Para ter certeza que tinha deixado tudo bem claro meu pai ainda acrescentou: Você entendeu que o caldeirão, no seu caso, é o traste, né?!

Eu tinha entendido! Minha irmã entendeu, minhas amigas entenderam e tenho certeza que vocês também entenderam! Mas como se deixa de ser teimosa?!!! Como se abandona o otimismo e se supera a negação?!!! Pior, como se mata essa Pollyana idiota que vive dentro de cada uma de nós sempre brincando do jogo do contente?!!! Essa receita papai não deu!

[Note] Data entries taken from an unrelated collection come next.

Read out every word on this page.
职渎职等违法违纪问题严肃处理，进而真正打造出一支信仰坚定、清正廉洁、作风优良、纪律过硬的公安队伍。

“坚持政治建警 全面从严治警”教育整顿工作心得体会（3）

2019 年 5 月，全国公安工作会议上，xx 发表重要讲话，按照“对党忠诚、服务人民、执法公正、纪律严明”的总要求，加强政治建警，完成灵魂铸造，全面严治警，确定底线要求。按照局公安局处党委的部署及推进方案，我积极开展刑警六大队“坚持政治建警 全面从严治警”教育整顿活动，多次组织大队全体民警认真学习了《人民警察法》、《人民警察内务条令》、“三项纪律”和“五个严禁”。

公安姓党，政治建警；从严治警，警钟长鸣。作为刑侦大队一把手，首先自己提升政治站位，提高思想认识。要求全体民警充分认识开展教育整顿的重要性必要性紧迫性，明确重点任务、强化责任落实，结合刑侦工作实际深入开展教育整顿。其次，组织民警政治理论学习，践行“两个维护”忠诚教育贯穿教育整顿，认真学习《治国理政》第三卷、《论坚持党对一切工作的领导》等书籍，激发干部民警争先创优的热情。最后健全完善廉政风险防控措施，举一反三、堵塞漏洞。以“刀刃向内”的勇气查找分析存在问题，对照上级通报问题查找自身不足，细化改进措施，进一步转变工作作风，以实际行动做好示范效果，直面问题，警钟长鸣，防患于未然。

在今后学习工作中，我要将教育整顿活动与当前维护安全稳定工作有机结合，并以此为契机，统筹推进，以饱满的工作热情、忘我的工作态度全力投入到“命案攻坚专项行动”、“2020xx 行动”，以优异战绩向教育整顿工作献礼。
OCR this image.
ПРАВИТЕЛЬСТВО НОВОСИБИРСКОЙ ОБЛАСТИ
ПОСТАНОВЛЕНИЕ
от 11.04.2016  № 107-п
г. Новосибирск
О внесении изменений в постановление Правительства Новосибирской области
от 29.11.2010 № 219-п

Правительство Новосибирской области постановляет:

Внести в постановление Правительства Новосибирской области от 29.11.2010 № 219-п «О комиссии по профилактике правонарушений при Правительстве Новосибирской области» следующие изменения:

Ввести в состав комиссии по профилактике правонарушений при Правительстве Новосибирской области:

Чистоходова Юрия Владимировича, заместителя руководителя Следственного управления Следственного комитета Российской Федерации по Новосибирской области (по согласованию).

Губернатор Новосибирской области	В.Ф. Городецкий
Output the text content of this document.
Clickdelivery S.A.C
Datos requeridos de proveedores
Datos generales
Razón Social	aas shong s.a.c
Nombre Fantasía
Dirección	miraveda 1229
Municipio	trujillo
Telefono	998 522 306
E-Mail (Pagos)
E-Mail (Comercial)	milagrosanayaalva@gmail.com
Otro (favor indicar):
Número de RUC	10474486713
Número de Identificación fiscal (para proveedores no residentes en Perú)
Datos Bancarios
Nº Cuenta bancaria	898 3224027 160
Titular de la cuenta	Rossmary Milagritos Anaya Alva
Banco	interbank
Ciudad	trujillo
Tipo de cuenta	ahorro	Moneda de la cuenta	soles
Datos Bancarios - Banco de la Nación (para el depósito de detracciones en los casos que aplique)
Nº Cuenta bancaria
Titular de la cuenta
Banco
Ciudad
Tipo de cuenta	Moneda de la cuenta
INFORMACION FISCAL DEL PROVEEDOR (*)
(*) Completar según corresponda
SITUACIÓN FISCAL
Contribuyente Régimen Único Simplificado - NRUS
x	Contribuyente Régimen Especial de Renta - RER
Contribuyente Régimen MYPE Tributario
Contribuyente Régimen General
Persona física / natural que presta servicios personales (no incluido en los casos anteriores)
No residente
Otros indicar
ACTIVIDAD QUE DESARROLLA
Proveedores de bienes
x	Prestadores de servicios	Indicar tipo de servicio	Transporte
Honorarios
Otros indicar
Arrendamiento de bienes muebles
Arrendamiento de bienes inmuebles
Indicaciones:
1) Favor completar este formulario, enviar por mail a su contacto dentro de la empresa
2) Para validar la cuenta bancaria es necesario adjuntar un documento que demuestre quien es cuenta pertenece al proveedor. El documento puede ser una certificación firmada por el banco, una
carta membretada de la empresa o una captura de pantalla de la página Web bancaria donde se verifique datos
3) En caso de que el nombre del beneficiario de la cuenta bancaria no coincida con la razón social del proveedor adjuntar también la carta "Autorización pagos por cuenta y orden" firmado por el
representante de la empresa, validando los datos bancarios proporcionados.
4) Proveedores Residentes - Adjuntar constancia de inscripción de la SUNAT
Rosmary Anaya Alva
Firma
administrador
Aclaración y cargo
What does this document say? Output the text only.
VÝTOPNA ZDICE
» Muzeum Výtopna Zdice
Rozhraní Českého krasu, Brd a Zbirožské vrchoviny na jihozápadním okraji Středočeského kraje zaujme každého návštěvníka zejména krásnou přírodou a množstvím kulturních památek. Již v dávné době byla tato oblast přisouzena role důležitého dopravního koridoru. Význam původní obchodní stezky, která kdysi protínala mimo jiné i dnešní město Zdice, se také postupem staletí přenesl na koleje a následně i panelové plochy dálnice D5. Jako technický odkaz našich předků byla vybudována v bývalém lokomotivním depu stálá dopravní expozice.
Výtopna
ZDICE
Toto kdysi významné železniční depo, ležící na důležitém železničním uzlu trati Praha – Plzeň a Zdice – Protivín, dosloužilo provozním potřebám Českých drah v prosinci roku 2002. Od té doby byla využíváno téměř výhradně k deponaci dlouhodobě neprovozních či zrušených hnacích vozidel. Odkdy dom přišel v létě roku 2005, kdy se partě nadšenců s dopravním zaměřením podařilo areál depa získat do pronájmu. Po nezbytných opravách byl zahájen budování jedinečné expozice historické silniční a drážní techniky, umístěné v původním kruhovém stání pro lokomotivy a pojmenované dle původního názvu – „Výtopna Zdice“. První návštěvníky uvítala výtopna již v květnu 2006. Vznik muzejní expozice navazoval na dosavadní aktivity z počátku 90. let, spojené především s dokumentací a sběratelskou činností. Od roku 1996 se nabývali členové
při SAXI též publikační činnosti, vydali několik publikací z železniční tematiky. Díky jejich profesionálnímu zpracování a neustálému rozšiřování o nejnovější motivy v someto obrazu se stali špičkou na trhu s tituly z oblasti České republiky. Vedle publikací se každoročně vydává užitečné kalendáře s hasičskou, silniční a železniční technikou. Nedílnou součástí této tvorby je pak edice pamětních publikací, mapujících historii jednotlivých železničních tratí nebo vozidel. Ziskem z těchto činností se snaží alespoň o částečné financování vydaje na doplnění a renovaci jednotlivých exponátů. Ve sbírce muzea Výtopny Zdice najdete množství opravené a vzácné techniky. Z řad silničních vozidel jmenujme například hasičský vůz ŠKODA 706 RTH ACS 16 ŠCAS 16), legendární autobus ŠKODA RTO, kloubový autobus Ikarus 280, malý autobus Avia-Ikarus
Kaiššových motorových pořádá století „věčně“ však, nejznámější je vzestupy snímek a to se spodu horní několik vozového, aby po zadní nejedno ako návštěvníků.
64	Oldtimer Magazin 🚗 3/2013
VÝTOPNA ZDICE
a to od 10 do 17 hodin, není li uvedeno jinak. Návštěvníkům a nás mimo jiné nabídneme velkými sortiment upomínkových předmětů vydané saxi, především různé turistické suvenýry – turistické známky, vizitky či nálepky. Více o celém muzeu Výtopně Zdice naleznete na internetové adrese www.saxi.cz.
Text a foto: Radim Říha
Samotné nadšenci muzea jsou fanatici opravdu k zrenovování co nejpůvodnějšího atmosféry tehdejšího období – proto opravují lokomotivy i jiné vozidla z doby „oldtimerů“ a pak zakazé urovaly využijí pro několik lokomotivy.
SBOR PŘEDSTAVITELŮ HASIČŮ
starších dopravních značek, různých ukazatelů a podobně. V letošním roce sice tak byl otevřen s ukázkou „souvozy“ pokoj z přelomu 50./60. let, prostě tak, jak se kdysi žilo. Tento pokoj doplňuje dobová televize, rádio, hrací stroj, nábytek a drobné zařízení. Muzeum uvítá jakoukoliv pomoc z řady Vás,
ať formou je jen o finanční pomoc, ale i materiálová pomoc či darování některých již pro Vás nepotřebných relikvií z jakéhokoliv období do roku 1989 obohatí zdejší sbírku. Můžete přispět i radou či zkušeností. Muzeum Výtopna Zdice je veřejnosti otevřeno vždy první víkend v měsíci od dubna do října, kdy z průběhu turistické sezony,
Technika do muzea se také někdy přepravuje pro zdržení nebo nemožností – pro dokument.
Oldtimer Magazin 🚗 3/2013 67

Eu francamente não sei o que me move... Até hoje eu também prefiro deixar o osso apodrecendo na boca a largá-lo para alguma vira-lata pegar! Deve ser algum tipo de instinto territorialista primitivo ou um prazer sádico subconsciente, sei lá...

O que eu sei é que muitas vezes tive inveja do urso... Ele, pelo menos, tem a seu favor o fato de ser irracional, eu não!